[Submission] D Slices

Tue May 31 10:57:14 PDT 2011

On 5/31/11 11:16 AM, eles wrote:
>> I agree that 1-based indexing works pretty well with closed-right
>> intervals; forgot to mention that in my first response. Even with
> such
>> an approach, certain things are less obvious, e.g. the number of
>> elements in an interval a..b is b-a+1, not b-a.
>
> Yes, but in C too, when going from a[0] to a[N-1], people know there
> are... (N-1)-0+1 elements (so, b-a+1). It is the same.
>
> Now, why:
>
> for(iterator from a[0] to a[N-1]){ //etc. }
> //let use the above notation for for(i=0; i<=N-1; i++)
>
> is acceptable, but sudden is no more acceptable to write
>
> a[for(iterator from 0 to N-1)]
>
> and one must use
>
> a[for(iterator from 0 to N]]
>
> in order to achieve exactly the same?
>
> The last two expressions are just mental placeholders for a[0..N-1]
> and for a[0..N] respectively.
>
>
>> All in all D doesn't attempt to break new ground with open-right
>> intervals. It would be gratuitously and jarringly different from
> all of
>> its major influencers. Though I understand the choice looks odd
> coming
>> from Matlab, the same could be said about a lot of other languages.
>
> I don't see that ground. Maybe I simply lack information. Can you
> help?

As I mentioned, the issues involved are of increasing subtlety. As you 
wrote, C programmers iterate upward like this:

for (int i = 0; i < N; i++)

However if N is the length of an array, that has unsigned type size_t 
and therefore i should follow suit:

for (size_t i = 0; i < N; i++)

This is _not_ equivalent with:

for (size_t i = 0; i <= N - 1; i++)

because at N == 0, iteration will take a very long time (and go to all 
kinds of seedy places).

But often C programmers iterate with pointers between given limits:

for (int* p = a; p < a + N; i++)

It would appear that that does take care of the N == 0 case, so the loop 
should be equivalent with:

for (int* p = a; p <= a + N - 1; i++)

Alas, it's not. There is a SPECIAL RULE in the C programming language 
that says pointers EXACTLY past ONE the end of an array are ALWAYS 
comparable for (in)equality and ordering with pointers inside the array. 
There is no such rule for pointers one BEFORE the array.

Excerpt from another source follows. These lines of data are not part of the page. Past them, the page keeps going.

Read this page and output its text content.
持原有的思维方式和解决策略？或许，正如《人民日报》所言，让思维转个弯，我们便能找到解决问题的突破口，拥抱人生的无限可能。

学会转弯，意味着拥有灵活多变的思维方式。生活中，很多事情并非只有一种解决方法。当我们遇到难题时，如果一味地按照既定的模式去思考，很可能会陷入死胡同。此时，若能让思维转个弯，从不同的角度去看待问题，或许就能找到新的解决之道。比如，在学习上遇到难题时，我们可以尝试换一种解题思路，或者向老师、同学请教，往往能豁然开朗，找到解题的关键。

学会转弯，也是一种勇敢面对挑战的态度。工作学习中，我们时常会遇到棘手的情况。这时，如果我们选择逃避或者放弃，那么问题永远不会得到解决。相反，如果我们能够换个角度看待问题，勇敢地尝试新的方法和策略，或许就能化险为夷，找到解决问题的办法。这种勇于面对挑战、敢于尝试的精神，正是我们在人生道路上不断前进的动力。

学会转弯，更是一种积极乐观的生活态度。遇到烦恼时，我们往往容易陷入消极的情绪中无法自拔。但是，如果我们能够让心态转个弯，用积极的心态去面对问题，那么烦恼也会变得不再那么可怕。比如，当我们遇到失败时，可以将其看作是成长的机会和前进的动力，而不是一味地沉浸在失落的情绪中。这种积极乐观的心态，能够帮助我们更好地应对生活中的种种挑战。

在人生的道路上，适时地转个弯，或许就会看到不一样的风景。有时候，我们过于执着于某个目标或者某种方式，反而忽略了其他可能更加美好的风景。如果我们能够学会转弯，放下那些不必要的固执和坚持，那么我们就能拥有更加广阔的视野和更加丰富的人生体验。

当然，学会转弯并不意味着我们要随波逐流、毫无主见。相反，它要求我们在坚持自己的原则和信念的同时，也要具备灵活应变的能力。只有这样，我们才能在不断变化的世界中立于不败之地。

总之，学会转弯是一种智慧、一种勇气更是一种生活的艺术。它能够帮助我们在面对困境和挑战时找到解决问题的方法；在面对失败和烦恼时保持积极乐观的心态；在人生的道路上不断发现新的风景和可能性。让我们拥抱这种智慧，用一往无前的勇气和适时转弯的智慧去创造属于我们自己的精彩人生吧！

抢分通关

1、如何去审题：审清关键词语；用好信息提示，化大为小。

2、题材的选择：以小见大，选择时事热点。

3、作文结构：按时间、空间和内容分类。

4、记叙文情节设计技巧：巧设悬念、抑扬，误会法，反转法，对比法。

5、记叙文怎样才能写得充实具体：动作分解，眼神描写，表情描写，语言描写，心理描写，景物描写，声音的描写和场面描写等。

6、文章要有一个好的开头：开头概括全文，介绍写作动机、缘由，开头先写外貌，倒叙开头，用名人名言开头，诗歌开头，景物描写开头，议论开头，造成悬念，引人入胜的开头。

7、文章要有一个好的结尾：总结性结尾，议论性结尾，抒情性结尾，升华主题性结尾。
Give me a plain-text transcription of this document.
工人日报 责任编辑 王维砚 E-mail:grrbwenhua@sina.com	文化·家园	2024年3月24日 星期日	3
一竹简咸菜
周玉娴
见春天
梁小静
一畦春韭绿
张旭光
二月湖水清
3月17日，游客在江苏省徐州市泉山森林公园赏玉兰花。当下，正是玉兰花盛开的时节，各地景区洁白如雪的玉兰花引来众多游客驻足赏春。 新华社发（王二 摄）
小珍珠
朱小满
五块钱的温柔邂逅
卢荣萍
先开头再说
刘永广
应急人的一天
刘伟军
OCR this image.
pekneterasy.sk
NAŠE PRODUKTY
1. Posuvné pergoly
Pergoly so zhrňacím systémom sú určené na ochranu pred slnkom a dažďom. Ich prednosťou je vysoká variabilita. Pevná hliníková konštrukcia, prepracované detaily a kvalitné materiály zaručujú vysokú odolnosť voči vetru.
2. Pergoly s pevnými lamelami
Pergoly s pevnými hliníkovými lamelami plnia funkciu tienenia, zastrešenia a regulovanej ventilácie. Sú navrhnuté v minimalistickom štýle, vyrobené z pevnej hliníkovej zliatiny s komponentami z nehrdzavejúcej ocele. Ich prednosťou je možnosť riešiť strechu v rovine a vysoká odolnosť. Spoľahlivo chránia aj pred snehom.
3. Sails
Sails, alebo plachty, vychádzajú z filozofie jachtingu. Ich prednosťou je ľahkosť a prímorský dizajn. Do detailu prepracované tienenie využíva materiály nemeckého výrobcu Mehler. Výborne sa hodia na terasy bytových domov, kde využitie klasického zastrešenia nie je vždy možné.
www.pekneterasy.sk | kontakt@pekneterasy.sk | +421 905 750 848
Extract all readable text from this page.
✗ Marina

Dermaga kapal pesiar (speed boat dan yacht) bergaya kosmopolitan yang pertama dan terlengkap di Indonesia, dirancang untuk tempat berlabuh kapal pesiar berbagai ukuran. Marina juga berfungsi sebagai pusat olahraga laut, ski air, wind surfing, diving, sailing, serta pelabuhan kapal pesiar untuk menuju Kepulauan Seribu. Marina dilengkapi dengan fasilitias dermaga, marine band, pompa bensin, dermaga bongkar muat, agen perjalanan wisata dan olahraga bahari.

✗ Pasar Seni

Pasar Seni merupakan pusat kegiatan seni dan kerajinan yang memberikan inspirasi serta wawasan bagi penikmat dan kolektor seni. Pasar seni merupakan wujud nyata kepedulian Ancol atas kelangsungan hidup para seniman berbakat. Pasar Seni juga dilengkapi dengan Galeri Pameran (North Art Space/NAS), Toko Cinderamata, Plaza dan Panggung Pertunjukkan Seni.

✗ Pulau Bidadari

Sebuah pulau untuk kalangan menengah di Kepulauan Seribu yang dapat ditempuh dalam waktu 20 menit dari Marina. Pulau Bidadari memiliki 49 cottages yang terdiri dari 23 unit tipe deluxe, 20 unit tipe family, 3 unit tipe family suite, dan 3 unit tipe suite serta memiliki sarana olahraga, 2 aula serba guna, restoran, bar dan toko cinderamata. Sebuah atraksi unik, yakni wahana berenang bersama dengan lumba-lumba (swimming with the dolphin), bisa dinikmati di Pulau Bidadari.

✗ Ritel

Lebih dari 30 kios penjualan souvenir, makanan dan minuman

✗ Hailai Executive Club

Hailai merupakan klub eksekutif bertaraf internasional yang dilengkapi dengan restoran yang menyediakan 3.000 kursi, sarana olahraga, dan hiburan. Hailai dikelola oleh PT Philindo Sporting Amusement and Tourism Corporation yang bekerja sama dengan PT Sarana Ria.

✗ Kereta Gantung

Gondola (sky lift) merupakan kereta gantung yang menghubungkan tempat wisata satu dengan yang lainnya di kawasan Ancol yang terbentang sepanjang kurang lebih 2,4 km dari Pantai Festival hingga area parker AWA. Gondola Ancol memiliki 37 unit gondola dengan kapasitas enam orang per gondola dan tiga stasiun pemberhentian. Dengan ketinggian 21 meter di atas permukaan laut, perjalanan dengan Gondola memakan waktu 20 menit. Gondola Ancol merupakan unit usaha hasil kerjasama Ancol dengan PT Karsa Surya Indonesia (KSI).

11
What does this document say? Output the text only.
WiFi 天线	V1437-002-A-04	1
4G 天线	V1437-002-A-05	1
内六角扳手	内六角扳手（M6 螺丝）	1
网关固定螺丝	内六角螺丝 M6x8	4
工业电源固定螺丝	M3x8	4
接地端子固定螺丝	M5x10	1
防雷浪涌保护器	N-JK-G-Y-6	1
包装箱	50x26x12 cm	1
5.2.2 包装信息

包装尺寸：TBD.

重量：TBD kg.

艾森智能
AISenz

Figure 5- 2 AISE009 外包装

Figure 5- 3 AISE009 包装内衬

Therefore, C programmers who use pointers and lengths or pairs of 
pointers ALWAYS need to use open-right intervals because otherwise they 
would be unable to iterate with well-defined code. Essentially C 
legalizes open-right and only open-right intervals inside the language. 
C++ carried that rule through.

C++ programmers who use iterators actually write loops a bit 
differently. To go from a to b they write:

for (SomeIterator it = a; it != b; ++it)

They use "!=" instead of "<" because there are iterators that compare 
for inequality but not for ordering. Furthermore, they use ++it instead 
of it++ because the latter may be more expensive. A conscientious C++ 
programmer wants to write code that makes the weakest assumptions about 
the types involved.

This setup has as a direct consequence the fact that ranges expressed as 
pairs of iterators MUST use the right-open convention. Otherwise it 
would be impossible to express an empty range, and people would have a 
very hard time iterating even a non-empty one as they'd have to write:

// Assume non-empty closed range
for (SomeIterator it = a; ; ++it)
{
     ... code ...
     if (it == b) break;
}

or something similar.

The STL also carefully defines the behavior of iterators past one the 
valid range, a move with many nice consequences including consistency 
with pointers and the ease of expressing an empty range as one with a == 
b. Really, if there was any doubt that right-open is a good choice, the 
STL blew it off its hinges.

That's not to say right-open ranges are always best. One example where a 
closed range is necessary is with expressing total closed sets. Consider 
e.g. a random function:

uint random(uint min, uint max);

In this case it's perfectly normal for random to return a number in 
[min, max]. If random were defined as:

uint random(uint min, uint one_after_max);

it would be impossible (or highly unintuitive) to generate a random 
number that has uint.max as its largest value.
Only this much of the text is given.